The counterterrorism strategy came from the fact that Bush administration believes in a global vital organization of al-Qaeda that its organizations rang from a fully functioning state such as Saudi Arabia, Yemen, Iraq and Jordan to small groups of individuals in British and American cities.
In addition, the US administration in its new strategy admitted the bitter fact that al-Qaeda was no longer a smaller group fighting a losing battle with that US-led coalition on Pakistani-Afghanistan borders; it's widely dispersed Islamic youths who are often isolated and linked by little more than the Internet from Afghan capital Kabul into Washington, New York and London.
The al-Qaeda tendency to be formed as smaller networks and individuals has made it a striking force in all over the world; the White House recognized this fact probably due to all terrorist attacks have been carried out by smaller networks whether in the September 11 attacks or London bombings.
After September 11, the Arab public became sympathizers to those al-Qaeda-related terrorists, describing them as an opposition group against Israel and the presence of US military bases in the Middle East.
The US strategy failed to find out the next step for al-Qaeda attacks that will be in Israel and Israeli interests within its friendly countries. According to al-Qaeda's strategy, its attacks will be different than assaults of Palestinian jihadist movements and Hamas... it will be an anther September 11, 2001.
Absolutely, the five years since September 11 attacks on American soil have proven the previous counterterrorism strategies wrong. Only the coming days will also prove this new counterterrorism strategy as additional Bush's grave blunder.
The bad managing of the US war on terrorism succeeded not only in inflaming anti-U.S. opinion throughout the Islamic world, including, significantly, the US allies in Europe, according to most regional experts in Washington, but also in weakening the pro-Western Islamist-dominated governments - notably Saudi Arabia, Yemen, Egypt and Jordan - that, as before 9/11, remain Washington's only allies in the region.

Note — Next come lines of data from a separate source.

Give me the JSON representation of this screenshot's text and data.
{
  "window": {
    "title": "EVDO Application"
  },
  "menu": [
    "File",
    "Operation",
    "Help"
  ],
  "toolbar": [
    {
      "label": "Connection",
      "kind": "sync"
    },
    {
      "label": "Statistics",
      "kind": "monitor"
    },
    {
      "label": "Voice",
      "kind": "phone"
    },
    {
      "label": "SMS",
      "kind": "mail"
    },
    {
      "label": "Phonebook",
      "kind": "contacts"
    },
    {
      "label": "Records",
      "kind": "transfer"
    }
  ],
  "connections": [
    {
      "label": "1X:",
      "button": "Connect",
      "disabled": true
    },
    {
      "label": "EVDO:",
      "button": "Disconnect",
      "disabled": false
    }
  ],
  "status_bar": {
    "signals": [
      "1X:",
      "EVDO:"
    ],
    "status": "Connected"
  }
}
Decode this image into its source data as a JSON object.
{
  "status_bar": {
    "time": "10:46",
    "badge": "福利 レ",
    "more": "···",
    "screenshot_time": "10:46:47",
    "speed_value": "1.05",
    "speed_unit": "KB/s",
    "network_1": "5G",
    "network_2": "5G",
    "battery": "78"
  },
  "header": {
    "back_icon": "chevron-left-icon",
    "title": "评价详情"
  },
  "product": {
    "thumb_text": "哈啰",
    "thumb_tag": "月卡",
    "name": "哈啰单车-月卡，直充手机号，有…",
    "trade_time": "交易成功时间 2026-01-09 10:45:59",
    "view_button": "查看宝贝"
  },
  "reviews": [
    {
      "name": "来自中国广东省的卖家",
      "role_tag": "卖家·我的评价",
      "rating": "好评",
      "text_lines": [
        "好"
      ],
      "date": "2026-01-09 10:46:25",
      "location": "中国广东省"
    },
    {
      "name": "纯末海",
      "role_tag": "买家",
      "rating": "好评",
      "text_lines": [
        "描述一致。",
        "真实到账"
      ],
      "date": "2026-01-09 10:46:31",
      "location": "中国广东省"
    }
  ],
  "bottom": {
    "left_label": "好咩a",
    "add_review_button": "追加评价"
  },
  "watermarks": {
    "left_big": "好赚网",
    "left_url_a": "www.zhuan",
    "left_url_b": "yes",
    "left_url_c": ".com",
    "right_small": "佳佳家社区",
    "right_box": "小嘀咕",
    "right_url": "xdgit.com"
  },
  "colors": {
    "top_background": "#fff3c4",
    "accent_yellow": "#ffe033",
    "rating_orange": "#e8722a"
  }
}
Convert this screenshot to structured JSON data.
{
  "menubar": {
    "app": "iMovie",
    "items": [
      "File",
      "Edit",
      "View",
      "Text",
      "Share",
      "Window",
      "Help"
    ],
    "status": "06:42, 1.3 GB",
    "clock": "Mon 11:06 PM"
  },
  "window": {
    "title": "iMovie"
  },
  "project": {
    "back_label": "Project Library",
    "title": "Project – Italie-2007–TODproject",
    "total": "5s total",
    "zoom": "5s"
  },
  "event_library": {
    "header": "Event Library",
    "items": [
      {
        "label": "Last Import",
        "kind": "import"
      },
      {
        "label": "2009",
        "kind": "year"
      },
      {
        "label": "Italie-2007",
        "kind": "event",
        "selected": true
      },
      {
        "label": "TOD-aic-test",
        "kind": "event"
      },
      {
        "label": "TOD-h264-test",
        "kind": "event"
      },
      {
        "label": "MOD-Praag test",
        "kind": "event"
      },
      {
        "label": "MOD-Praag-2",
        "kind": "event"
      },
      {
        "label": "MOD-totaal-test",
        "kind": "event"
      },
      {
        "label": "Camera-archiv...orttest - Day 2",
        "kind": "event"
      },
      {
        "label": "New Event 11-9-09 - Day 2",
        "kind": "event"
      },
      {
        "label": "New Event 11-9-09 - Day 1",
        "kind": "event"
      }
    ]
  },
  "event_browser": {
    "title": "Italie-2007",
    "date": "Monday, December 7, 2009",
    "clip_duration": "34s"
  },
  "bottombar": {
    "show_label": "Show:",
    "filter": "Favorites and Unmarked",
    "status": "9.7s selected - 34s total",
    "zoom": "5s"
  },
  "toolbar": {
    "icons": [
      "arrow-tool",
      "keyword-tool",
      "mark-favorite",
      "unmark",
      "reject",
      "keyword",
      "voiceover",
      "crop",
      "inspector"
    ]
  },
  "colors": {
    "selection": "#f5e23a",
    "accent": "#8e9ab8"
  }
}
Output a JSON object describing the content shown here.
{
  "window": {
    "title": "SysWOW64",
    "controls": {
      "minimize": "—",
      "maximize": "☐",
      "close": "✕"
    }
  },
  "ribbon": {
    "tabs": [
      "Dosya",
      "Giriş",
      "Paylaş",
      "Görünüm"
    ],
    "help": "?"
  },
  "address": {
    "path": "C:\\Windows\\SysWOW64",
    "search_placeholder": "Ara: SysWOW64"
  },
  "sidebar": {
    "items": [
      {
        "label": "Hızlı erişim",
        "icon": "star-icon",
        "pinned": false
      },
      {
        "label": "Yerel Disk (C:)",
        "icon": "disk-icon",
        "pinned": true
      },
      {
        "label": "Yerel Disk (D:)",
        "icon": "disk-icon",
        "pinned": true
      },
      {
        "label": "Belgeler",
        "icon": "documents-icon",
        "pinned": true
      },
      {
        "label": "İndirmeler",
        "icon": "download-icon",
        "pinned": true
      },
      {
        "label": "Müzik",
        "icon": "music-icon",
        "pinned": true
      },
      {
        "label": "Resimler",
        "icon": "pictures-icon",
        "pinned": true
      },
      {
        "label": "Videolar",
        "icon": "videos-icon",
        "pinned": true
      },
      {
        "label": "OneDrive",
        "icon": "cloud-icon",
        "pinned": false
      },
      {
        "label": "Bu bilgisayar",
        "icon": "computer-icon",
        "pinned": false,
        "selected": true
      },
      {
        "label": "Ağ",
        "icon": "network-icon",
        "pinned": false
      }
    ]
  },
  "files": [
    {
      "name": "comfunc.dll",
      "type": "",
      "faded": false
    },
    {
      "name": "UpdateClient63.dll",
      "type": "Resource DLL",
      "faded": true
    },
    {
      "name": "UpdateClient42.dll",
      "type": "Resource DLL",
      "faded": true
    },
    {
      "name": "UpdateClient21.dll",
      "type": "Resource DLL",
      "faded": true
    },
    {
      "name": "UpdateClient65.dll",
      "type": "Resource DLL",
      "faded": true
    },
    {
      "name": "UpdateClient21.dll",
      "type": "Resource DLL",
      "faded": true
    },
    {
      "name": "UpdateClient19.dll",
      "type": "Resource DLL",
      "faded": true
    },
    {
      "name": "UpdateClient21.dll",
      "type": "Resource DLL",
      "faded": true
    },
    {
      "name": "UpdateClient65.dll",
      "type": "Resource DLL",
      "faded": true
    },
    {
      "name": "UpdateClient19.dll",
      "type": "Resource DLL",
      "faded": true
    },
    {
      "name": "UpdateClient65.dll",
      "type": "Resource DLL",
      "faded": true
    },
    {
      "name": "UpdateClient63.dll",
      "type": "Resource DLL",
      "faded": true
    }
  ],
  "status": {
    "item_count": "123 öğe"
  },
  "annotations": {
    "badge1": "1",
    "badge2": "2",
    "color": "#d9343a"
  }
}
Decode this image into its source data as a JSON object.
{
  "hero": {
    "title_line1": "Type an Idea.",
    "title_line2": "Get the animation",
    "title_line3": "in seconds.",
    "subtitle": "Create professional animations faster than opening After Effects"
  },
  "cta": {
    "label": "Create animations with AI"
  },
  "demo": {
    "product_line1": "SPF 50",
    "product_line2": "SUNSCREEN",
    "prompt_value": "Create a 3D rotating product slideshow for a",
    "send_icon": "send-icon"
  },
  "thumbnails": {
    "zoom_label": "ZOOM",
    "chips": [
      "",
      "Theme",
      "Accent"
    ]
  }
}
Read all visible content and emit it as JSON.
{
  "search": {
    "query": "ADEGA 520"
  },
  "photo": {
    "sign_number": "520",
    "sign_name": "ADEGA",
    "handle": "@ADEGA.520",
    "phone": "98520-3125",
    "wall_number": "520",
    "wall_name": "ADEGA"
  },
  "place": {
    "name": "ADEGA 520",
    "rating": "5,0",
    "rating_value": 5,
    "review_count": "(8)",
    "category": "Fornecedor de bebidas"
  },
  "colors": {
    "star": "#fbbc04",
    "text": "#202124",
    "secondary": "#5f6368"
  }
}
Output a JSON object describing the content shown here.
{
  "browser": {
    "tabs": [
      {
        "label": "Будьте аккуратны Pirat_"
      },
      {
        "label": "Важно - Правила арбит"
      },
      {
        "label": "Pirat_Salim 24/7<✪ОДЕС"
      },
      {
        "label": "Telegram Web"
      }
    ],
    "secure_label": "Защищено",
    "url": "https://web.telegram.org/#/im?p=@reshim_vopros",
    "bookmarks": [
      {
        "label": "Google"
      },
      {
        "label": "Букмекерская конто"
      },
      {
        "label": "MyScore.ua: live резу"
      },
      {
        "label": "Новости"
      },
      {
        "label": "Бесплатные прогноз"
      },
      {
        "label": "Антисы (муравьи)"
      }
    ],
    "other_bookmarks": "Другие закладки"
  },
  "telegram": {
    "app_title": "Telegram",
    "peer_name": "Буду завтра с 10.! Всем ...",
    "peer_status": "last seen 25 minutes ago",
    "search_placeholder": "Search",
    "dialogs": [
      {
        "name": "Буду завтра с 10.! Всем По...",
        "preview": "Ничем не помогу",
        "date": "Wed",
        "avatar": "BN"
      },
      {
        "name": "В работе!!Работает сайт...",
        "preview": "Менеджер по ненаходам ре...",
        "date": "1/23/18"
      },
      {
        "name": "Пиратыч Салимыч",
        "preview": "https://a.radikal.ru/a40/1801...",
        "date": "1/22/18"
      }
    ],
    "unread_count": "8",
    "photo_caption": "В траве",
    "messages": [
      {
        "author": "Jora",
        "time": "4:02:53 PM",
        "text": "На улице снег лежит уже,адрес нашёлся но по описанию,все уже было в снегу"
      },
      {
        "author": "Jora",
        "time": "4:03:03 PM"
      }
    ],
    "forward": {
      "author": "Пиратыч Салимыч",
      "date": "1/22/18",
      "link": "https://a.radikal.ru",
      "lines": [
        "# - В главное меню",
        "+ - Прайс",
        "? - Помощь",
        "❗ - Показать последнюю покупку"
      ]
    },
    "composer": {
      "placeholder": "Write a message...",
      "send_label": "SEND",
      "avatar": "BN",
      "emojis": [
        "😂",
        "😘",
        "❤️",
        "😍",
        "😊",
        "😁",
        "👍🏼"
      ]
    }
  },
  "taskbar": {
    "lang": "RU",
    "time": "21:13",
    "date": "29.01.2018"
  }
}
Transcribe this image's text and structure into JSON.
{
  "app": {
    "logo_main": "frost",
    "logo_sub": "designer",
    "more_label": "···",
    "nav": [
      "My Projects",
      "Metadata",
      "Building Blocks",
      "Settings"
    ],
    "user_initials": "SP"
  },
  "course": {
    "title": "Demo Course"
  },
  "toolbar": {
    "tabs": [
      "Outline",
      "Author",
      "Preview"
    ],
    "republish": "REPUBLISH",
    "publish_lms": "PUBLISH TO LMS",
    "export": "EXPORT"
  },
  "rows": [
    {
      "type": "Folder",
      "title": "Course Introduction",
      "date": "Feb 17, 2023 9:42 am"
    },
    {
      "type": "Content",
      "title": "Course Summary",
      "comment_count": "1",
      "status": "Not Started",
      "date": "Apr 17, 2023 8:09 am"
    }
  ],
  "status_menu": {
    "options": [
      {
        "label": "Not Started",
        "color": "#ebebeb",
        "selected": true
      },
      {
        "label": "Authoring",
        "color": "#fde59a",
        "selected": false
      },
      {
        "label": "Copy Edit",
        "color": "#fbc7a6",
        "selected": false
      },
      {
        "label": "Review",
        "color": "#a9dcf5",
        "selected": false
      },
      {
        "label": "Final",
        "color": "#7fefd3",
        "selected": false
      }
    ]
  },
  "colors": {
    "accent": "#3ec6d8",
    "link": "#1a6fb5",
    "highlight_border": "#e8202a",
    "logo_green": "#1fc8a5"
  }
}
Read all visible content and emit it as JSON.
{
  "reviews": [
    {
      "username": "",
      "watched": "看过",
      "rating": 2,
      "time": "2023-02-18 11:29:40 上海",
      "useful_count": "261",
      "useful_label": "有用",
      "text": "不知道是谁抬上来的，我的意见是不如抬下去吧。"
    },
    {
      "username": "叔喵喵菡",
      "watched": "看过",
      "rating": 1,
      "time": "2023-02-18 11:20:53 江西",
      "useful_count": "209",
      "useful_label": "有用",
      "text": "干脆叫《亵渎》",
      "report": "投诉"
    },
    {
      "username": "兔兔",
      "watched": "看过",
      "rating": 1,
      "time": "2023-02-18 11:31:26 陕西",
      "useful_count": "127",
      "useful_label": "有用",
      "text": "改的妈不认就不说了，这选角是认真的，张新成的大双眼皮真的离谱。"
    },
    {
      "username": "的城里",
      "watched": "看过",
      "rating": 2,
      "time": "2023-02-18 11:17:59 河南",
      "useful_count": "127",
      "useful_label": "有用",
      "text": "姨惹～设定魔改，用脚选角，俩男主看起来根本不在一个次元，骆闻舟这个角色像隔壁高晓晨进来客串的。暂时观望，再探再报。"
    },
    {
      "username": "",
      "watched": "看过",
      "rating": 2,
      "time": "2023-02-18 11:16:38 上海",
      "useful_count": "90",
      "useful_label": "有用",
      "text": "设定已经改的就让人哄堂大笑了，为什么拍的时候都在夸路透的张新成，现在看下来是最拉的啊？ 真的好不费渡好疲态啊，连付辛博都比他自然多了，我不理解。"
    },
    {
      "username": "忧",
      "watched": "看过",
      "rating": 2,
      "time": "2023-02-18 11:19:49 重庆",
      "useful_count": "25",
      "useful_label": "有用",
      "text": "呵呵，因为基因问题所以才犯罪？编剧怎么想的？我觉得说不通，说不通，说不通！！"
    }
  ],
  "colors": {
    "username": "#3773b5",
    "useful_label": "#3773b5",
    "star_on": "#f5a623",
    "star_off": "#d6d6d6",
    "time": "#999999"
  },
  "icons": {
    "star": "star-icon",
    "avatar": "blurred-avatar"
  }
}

Many Muslims are now laughing at Bush's "freedom agenda" of promoting Palestinian democracy that led Hamas government under the siege! Here is al-Qaeda has won in its propaganda against the unfair democracy and freedom in the Arab public that led them not to believe any future US project for the region.
I think it's easy for everyone loves peace to conclude that if the United States really wants to improve its image in the Middle East, it must find a solution to the Israeli-Palestinian conflict as a first step, and to stabilize Iraq after the war.